Emerson’s deletion of student rights from its handbook places the university at the vanguard of a larger, nation-wide campaign that neither began nor will likely end there. Lawyers specializing in advising colleges — including campus “general counsel,” who are reflexively more concerned with minimizing the schools’ legal liability than in protecting students’ rights — have been recommending for several years now that the once-ubiquitous listings of students’ rights be either modified or, worse, eliminated altogether. The main reason for this backlash is that courts in several states have suggested that schools must honor the promises of fairness and freedom they make to students in those handbooks.
Here in Massachusetts, in the 1999 case of Schaer v. Brandeis, in which a student sued the university, the Supreme Judicial Court based its ruling on a stated assumption that the guarantee of fair disciplinary hearings, found in the student handbook, could constitute an enforceable legal contract. (The student lost the case anyway, because the court concluded that Brandeis had provided him with a hearing that, in fact, lived up to the promise made in the handbook.)
Frightened by the thought of courts interpreting their handbooks as contracts, schools have started to make an end-run around the handbooks’ becoming legally binding. According to the Foundation for Individual Rights in Education — a nonpartisan organization that advocates for academic freedom and due process on campus [Ed. Note: and on which Silverglate serves as chair.] — no other schools have taken the radical step of Emerson’s administrators, though some have started down that road.
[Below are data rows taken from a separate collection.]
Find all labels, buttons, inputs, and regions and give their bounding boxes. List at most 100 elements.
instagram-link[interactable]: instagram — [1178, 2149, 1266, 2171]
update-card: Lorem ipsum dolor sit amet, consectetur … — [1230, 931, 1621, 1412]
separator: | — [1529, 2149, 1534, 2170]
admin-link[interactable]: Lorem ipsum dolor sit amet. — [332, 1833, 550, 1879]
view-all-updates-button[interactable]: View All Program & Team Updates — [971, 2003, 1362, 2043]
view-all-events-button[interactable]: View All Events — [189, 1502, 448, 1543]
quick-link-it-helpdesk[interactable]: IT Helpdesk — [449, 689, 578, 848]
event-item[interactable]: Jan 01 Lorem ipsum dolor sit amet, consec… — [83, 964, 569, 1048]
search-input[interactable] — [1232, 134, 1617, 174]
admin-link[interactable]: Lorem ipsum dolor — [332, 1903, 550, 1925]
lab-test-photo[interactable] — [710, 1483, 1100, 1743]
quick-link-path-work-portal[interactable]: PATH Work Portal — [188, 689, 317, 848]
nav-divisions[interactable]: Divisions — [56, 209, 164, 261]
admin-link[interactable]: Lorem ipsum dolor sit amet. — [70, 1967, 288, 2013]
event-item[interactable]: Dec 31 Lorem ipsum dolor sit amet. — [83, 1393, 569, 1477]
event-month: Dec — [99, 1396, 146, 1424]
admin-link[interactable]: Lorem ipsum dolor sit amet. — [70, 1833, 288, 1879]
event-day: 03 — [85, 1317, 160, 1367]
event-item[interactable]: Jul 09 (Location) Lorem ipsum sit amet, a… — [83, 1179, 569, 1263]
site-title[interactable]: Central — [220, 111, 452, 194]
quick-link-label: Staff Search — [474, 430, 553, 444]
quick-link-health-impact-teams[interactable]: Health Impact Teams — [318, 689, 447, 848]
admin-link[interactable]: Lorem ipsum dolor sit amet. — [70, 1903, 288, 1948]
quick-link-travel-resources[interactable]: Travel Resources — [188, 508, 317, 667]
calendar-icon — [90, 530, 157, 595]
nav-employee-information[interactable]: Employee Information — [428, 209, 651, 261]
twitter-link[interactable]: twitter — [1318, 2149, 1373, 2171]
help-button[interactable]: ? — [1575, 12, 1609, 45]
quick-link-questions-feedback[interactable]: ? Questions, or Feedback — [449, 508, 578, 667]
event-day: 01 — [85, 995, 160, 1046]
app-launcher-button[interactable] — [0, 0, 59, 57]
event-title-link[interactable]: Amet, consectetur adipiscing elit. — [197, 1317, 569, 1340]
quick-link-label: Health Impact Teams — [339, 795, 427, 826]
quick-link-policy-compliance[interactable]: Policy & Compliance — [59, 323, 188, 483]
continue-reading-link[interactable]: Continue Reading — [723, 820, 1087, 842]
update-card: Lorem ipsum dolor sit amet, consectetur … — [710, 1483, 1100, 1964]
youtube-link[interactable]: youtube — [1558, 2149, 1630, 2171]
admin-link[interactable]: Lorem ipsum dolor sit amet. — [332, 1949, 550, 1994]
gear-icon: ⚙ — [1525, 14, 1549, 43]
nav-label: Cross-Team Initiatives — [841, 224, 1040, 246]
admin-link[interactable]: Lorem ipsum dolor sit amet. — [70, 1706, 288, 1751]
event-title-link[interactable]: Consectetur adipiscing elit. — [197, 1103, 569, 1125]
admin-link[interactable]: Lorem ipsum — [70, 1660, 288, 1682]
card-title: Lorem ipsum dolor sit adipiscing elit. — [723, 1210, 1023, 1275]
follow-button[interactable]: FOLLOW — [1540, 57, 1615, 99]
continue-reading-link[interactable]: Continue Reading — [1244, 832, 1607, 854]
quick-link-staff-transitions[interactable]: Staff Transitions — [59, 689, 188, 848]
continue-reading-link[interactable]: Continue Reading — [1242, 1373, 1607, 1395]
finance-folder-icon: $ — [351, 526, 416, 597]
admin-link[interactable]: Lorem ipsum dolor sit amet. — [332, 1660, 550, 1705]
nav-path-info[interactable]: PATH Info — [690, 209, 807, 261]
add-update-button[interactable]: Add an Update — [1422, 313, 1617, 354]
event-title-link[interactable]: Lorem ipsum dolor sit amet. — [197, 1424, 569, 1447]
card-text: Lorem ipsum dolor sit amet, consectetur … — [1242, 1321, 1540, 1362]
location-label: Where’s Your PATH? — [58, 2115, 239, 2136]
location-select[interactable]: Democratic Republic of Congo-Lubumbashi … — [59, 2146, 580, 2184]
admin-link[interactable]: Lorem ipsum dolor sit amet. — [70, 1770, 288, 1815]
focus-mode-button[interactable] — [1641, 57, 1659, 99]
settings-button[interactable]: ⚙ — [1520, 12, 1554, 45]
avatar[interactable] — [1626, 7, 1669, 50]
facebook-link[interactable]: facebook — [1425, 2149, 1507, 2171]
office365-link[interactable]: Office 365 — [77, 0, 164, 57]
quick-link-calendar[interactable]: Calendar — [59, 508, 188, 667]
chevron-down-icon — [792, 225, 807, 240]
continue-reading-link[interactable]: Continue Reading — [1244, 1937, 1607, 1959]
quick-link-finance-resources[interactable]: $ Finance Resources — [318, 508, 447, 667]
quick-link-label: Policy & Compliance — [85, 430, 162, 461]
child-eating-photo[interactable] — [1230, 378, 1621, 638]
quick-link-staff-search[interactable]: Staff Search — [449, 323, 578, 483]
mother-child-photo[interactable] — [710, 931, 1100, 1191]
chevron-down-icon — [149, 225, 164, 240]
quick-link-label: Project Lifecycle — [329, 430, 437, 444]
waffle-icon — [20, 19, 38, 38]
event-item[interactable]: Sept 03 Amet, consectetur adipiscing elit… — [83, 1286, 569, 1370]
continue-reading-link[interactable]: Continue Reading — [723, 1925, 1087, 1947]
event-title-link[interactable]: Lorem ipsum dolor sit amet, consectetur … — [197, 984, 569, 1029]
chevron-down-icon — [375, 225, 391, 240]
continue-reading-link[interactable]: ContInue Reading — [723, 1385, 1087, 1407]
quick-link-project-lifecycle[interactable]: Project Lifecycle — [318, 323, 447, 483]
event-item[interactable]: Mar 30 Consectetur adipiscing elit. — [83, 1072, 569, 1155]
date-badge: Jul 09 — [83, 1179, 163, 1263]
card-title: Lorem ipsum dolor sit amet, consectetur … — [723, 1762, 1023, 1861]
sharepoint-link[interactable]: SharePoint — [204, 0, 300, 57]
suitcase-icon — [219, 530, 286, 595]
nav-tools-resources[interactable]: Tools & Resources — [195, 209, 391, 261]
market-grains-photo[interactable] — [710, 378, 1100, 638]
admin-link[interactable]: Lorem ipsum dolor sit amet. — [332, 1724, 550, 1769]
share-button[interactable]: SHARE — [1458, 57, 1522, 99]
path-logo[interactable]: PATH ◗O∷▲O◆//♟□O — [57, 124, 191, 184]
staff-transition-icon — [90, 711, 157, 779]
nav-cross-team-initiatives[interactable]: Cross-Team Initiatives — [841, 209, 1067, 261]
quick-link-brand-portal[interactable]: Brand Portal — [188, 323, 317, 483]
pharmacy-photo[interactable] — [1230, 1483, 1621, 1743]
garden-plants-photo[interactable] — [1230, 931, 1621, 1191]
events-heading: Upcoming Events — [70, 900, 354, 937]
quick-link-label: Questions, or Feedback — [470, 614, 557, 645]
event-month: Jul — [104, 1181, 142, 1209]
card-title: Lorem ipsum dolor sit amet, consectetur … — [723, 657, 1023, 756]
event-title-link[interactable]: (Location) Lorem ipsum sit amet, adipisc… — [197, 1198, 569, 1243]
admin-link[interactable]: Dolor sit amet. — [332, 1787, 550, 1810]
First, for instance, schools have started to explain that the rights are not contracts and are unenforceable; then they reserve the right to change the handbook language altogether. The University of New England in Biddeford, Maine, informs students that the school “reserves the right to change the policies, procedures, rules, regulations, and information in this handbook at any time.” Similarly, Creighton University, in Omaha, Nebraska, lists students’ rights but renders them meaningless by explaining that the school can “deviate from this handbook at any time.”
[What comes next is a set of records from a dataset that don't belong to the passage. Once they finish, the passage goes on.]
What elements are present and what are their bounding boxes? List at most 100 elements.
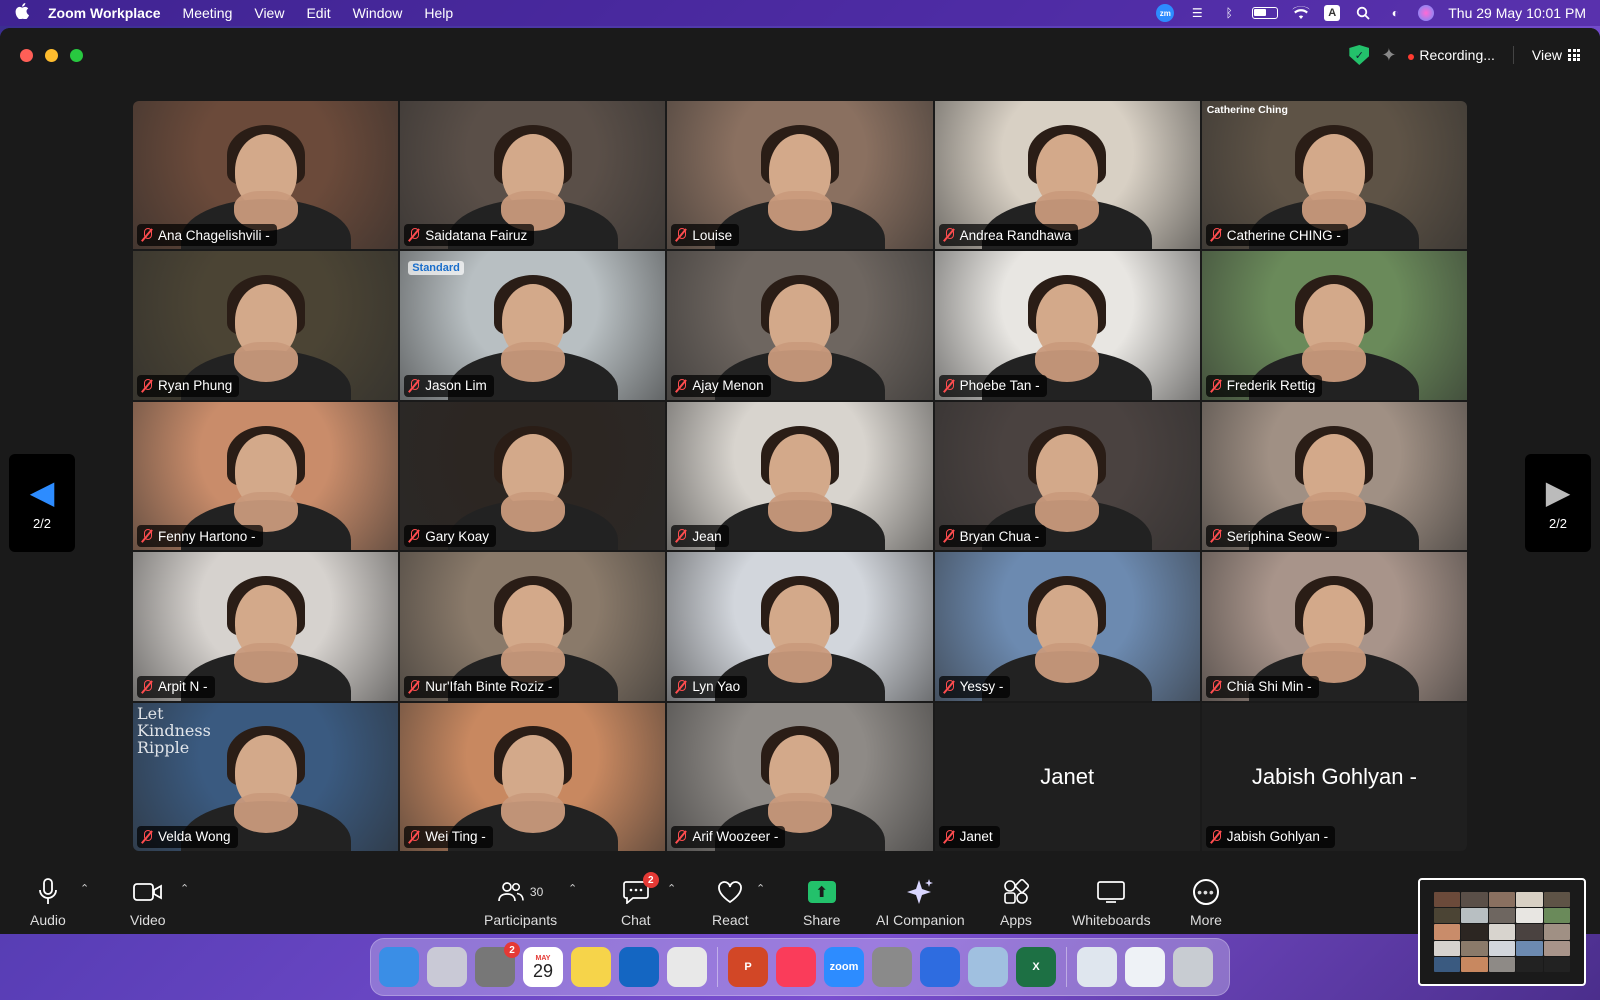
participant-name-tag: Lyn Yao [671, 675, 748, 698]
battery-icon[interactable] [1252, 7, 1279, 19]
finder-icon[interactable] [379, 947, 419, 987]
recording-indicator[interactable]: Recording... [1408, 47, 1495, 63]
siri-icon[interactable] [1418, 5, 1435, 21]
participant-video-tile[interactable]: Andrea Randhawa [934, 101, 1200, 250]
previous-page-button[interactable]: ◀ 2/2 [9, 454, 75, 552]
participant-name-tag: Bryan Chua - [938, 525, 1047, 548]
audio-button[interactable]: Audio [30, 878, 66, 928]
trash-icon[interactable] [1173, 947, 1213, 987]
whiteboards-button[interactable]: Whiteboards [1072, 878, 1151, 928]
recording-label: Recording... [1419, 47, 1495, 63]
wifi-icon[interactable] [1292, 5, 1311, 21]
view-button[interactable]: View [1532, 47, 1580, 63]
participant-video-tile[interactable]: Let Kindness Ripple Velda Wong [133, 702, 399, 851]
participant-video-tile[interactable]: Fenny Hartono - [133, 401, 399, 551]
zoom-status-icon[interactable]: zm [1156, 4, 1175, 22]
dock-separator [717, 947, 718, 987]
minimize-window-button[interactable] [45, 48, 58, 62]
video-options-caret-icon[interactable]: ⌃ [180, 882, 189, 895]
calendar-day: 29 [532, 960, 554, 981]
system-settings-icon[interactable]: 2 [475, 942, 520, 987]
participants-icon [498, 882, 524, 902]
participants-options-caret-icon[interactable]: ⌃ [568, 882, 577, 895]
date-time[interactable]: Thu 29 May 10:01 PM [1448, 5, 1586, 21]
participant-video-tile[interactable]: Arpit N - [133, 552, 399, 701]
preview-icon[interactable] [968, 947, 1008, 987]
thumbnail-tile [1543, 956, 1570, 972]
calendar-icon[interactable]: MAY 29 [523, 947, 563, 987]
outlook-icon[interactable] [619, 947, 659, 987]
apple-menu-icon[interactable] [14, 2, 30, 24]
react-options-caret-icon[interactable]: ⌃ [756, 882, 765, 895]
participant-video-tile[interactable]: Seriphina Seow - [1201, 401, 1467, 551]
participant-video-tile[interactable]: Frederik Rettig [1201, 251, 1467, 400]
excel-icon[interactable]: X [1016, 947, 1056, 987]
participant-video-tile[interactable]: Arif Woozeer - [667, 702, 933, 851]
menu-edit[interactable]: Edit [306, 5, 330, 21]
menu-window[interactable]: Window [353, 5, 403, 21]
muted-microphone-icon [141, 829, 153, 844]
thumbnail-tile [1543, 924, 1570, 940]
share-icon-wrap: ⬆ [807, 878, 836, 906]
control-center-icon[interactable]: ◐ [1386, 5, 1404, 21]
ai-companion-button[interactable]: AI Companion [876, 878, 965, 928]
participants-button[interactable]: 30 Participants [484, 878, 557, 928]
more-button[interactable]: ••• More [1190, 878, 1222, 928]
participant-video-tile[interactable]: Janet Janet [934, 702, 1200, 851]
menu-meeting[interactable]: Meeting [183, 5, 233, 21]
window-preview-1-icon[interactable] [1077, 947, 1117, 987]
participant-name-tag: Fenny Hartono - [137, 525, 263, 548]
participant-video-tile[interactable]: Ajay Menon [667, 251, 933, 400]
participant-video-tile[interactable]: Wei Ting - [400, 702, 666, 851]
zoom-icon[interactable]: zoom [824, 947, 864, 987]
participant-video-tile[interactable]: Standard Jason Lim [400, 251, 666, 400]
participant-video-tile[interactable]: Lyn Yao [667, 552, 933, 701]
powerpoint-icon[interactable]: P [728, 947, 768, 987]
audio-options-caret-icon[interactable]: ⌃ [80, 882, 89, 895]
window-preview-2-icon[interactable] [1125, 947, 1165, 987]
launchpad-icon[interactable] [427, 947, 467, 987]
chrome-icon[interactable] [667, 947, 707, 987]
menu-view[interactable]: View [254, 5, 284, 21]
muted-microphone-icon [943, 378, 955, 393]
encryption-shield-icon[interactable]: ✓ [1349, 45, 1370, 65]
share-button[interactable]: ⬆ Share [803, 878, 840, 928]
next-page-button[interactable]: ▶ 2/2 [1525, 454, 1591, 552]
zoom-window-button[interactable] [70, 48, 83, 62]
thumbnail-tile [1488, 908, 1516, 924]
input-source-icon[interactable]: A [1324, 5, 1341, 21]
minimized-video-thumbnail[interactable] [1418, 878, 1586, 986]
calculator-icon[interactable] [872, 947, 912, 987]
participant-video-tile[interactable]: Yessy - [934, 552, 1200, 701]
menu-app-name[interactable]: Zoom Workplace [48, 5, 161, 21]
control-center-list-icon[interactable]: ☰ [1188, 5, 1206, 21]
notes-icon[interactable] [571, 947, 611, 987]
menu-help[interactable]: Help [424, 5, 453, 21]
participant-video-tile[interactable]: Gary Koay [400, 401, 666, 551]
participant-video-tile[interactable]: Louise [667, 101, 933, 250]
participant-video-tile[interactable]: Jean [667, 401, 933, 551]
participant-video-tile[interactable]: Ana Chagelishvili - [133, 101, 399, 250]
muted-microphone-icon [141, 679, 153, 694]
ai-sparkle-icon[interactable]: ✦ [1381, 45, 1396, 66]
apps-button[interactable]: Apps [1000, 878, 1032, 928]
react-button[interactable]: React [712, 878, 749, 928]
close-window-button[interactable] [20, 48, 33, 62]
music-icon[interactable] [776, 947, 816, 987]
participant-video-tile[interactable]: Phoebe Tan - [934, 251, 1200, 400]
participant-name: Lyn Yao [692, 679, 741, 695]
participant-video-tile[interactable]: Saidatana Fairuz [400, 101, 666, 250]
spotlight-search-icon[interactable] [1354, 5, 1372, 21]
window-controls [20, 48, 83, 62]
participant-video-tile[interactable]: Bryan Chua - [934, 401, 1200, 551]
chat-button[interactable]: 2 Chat [621, 872, 659, 928]
bluetooth-icon[interactable]: ᛒ [1220, 5, 1238, 21]
participant-video-tile[interactable]: Chia Shi Min - [1201, 552, 1467, 701]
participant-video-tile[interactable]: Catherine Ching Catherine CHING - [1201, 101, 1467, 250]
ticktick-icon[interactable] [920, 947, 960, 987]
video-button[interactable]: Video [130, 878, 166, 928]
chat-options-caret-icon[interactable]: ⌃ [667, 882, 676, 895]
participant-video-tile[interactable]: Nur'Ifah Binte Roziz - [400, 552, 666, 701]
participant-video-tile[interactable]: Ryan Phung [133, 251, 399, 400]
participant-video-tile[interactable]: Jabish Gohlyan - Jabish Gohlyan - [1201, 702, 1467, 851]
That schools have relied on this ploy is unsurprising. As a result of Schaer and similar court opinions around the country, campus administrators panicked over the possibility that words — and rights — were suddenly going to have real meaning in campus life. But lawyers and administrators, ever creative at figuring out how to avoid having to deliver on what one promises, started to backtrack.
Giving rights real meaning is what America used to stand for not too many years ago but this incident serves as an apt metaphor for the war this generation of politicians is waging on children and teens. This is not so much about liability as it is about inalienable responsibilities of American citizens to ensure that the promise of human rights and fair play in our form of government is not an empty sham.